An solchen Bruchstellen wird die Aushandlung europäischer Identität deutlich. Orte des Widerstands sind Indikatoren für Konturen einer Wertelandschaft. Dass es eine europäische Wertelandschaft gibt, ist unumstritten. Die Auseinandersetzungen widmen sich der Frage nach der Einheitlichkeit und Beschaffenheit dieser Landschaft. Eine Wertelandschaft ist nicht nach Belieben konstruierbar. Sie kann nicht am grünen Tisch entworfen und per Dekret verordnet werden. Eine Wertelandschaft ist keine Hausordnung, sondern ist auf einschlägige Erfahrungen angewiesen (aus diesem Grund ist es auch weise, die eine Hausordnung an gelebte Werte rückzubinden). Entsprechend sind europäische Werte oder Werte in Europa nicht ein Fundament, das einfach verordnet werden könnte. In diesem Sinne sind Wertelandschaften als existentiell prägende Weltanschauungen auch mit Religionen vergleichbar: Man entscheidet sich nicht für eine Religion, man entscheidet sich auf der Grundlage einer Religion; man entscheidet sich nicht für Werte, man entscheidet auf der Grundlage von Werten. Ähnlich wie eine Religion sind Werte auf grundlegende Erfahrungen angewiesen, die Werten mit Formen des „Ergriffenseins“ (Hans Joas) zusammenbringt.14 Ähnlich wie Religionen stiften Werte Identität – sie schaffen die Integration von verschiedenen Wünschen und Lebensformaspekten. Und ähnlich wie eine Religion hat auch eine Wertelandschaft verschiedene Dimensionen – eine kognitive Dimension, durch die bestimmte Überzeugungen für wahr gehalten werden; eine affektive Dimension, die Werte auch emotional verankert sein lässt; eine soziale Dimension, die Werte in den Rahmen einer Gemeinschaft einbettet; eine normative Dimension, die bestimmte Verhaltenserwartungen an Menschen heranträgt; eine praktische Dimension, die sich im „cash value“ von Werten für das tägliche Leben zeigt – welchen praktischen Unterschied macht das Anerkennen von bestimmten moralischen Werten?

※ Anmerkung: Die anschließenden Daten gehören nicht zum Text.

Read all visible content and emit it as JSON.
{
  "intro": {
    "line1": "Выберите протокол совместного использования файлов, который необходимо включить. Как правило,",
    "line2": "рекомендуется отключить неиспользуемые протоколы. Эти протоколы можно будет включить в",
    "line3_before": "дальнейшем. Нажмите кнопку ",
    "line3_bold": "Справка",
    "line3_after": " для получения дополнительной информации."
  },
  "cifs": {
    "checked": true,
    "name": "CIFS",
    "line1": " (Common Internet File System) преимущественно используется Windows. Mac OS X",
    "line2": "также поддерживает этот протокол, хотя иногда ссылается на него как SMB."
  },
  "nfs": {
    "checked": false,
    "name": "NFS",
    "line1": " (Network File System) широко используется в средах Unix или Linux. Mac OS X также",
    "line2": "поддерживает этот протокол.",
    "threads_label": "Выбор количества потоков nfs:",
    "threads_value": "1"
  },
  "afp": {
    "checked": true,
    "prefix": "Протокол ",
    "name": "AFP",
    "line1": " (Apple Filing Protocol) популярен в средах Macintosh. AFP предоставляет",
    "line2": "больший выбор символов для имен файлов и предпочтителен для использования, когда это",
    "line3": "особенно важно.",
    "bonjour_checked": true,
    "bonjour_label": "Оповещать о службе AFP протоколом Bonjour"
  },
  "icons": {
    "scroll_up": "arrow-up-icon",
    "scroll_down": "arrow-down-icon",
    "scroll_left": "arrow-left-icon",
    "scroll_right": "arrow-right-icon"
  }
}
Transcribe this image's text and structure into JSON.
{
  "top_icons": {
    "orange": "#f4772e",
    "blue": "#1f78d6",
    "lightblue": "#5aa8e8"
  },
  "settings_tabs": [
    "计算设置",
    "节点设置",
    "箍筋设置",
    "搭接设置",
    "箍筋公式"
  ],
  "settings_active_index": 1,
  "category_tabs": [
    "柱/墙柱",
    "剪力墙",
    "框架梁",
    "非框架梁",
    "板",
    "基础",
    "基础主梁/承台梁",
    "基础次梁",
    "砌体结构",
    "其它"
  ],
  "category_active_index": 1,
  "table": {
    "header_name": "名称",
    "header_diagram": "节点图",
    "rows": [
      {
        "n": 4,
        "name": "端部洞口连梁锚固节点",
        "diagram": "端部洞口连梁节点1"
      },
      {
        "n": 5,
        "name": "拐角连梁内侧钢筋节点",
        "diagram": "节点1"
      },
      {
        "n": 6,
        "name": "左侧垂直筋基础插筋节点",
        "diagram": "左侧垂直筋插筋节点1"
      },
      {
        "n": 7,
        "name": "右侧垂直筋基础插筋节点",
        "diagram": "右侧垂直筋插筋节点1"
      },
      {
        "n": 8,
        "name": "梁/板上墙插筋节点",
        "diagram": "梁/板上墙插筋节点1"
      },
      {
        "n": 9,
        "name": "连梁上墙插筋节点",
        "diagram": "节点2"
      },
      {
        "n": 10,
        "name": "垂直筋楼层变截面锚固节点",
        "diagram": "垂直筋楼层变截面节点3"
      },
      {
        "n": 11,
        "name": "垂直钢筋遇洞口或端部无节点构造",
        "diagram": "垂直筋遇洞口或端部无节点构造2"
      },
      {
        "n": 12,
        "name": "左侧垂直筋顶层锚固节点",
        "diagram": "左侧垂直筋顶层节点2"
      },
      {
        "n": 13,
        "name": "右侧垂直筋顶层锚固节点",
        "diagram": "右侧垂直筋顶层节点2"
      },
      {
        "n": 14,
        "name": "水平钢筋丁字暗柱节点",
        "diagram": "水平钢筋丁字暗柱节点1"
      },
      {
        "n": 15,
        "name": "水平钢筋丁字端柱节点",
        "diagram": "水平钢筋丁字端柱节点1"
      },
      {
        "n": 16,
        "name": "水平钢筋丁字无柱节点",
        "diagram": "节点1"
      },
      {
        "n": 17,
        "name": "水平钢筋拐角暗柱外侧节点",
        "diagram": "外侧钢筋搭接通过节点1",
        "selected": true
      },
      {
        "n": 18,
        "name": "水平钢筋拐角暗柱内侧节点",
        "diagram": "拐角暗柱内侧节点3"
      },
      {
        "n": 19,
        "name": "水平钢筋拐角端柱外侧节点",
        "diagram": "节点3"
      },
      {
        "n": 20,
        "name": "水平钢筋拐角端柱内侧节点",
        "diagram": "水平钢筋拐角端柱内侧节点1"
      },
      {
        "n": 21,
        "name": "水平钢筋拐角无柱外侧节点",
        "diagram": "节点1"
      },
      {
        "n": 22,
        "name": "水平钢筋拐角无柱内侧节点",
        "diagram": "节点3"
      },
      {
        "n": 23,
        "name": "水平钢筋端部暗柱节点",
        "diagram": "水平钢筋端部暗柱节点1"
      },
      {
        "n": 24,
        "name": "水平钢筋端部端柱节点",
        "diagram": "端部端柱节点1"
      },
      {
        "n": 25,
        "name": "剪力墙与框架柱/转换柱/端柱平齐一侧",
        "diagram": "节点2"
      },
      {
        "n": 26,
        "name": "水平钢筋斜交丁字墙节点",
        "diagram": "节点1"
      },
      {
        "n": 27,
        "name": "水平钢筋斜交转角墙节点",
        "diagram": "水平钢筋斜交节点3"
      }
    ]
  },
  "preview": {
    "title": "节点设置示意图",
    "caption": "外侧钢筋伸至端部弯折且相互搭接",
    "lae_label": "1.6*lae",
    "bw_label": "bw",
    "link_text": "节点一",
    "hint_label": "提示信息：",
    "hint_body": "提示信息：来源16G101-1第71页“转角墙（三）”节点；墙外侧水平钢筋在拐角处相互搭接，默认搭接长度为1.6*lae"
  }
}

Hat man früher vom „Guten“ oder den Tugenden gesprochen, so ist heute zumeist von Werten die Rede. Das lässt insofern tief blicken, als damit ein Bekenntnis zur Vielfalt (dem einen Guten stehen viele Werte gegenüber), eine Tendenz zur Ambiguität (der Wertekanon ist flexibel) und ein Hang zur Depersonalisierung (von Werten scheint man unbeschadet von Menschen, die diese Werte hochhalten, sprechen zu können) ausgedrückt sind. Freilich: Auch der Diskurs über bestimmte Werte ist ein Diskurs über das Gute – und steht in Verbindung mit dem, was (entweder um seiner selbst willen oder aufgrund von einem höheren Gut) als erstrebenswert angesehen wird. Man könnte Werte als Ressourcen dritter Ordnung beschreiben. Ressourcen erster Ordnung sind jene Ressourcen, mit denen wir gebrauchend und verbrauchend umgehen – Raum und Zeit, Kapital und Arbeitsleistung, Energie und Güter. Ressourcen zweiter Ordnung sind jene Ressourcen, mithilfe derer wir die Ressourcen erster Ordnung verwalten und verteilen. Die Fähigkeit, Urteile zu fällen und Entscheidungen zu treffen, ist eine Ressource zweiter Ordnung; die Fähigkeit, eine Situation wahrzunehmen und in einen Referenzrahmen einzubetten, ist eine Ressource zweiter Ordnung. Präferenzen und Bedürfnisse sind Ressourcen zweiter Ordnung. Ressourcen dritter Ordnung sind jene Ressourcen, an die sich die Ressourcen zweiter Ordnung im Zuge des Managements von Ressourcen erster Ordnung wenden können. Werte sind nicht Präferenzen, sondern der Bezugsrahmen für Präferenzen; Werte sind nicht Entscheidungen, sondern die Grundlage für Entscheidungen; Werte sind nicht Bewertungen, sondern Kriterien für Bewertungen; Werte sind nicht Wünsche, sondern Konzeptionen des Wünschenswerten – und in diesem Sinne Ressourcen dritter Ordnung. Unter Werten könnte man „hochgradig emotional besetzte Vorstellungen über das Wünschenswerte“ verstehen oder auch „relativ generelle und dauerhafte Bewertungskriterien“15, die auf einer Ebene über Präferenzen anzusiedeln sind, da Werte auch Präferenzen bewerten lassen. Werte sind Konzeptionen des Wünschenswerten16, mit einer besonderen Ausrichtung auf menschliches Handeln und Verhalten.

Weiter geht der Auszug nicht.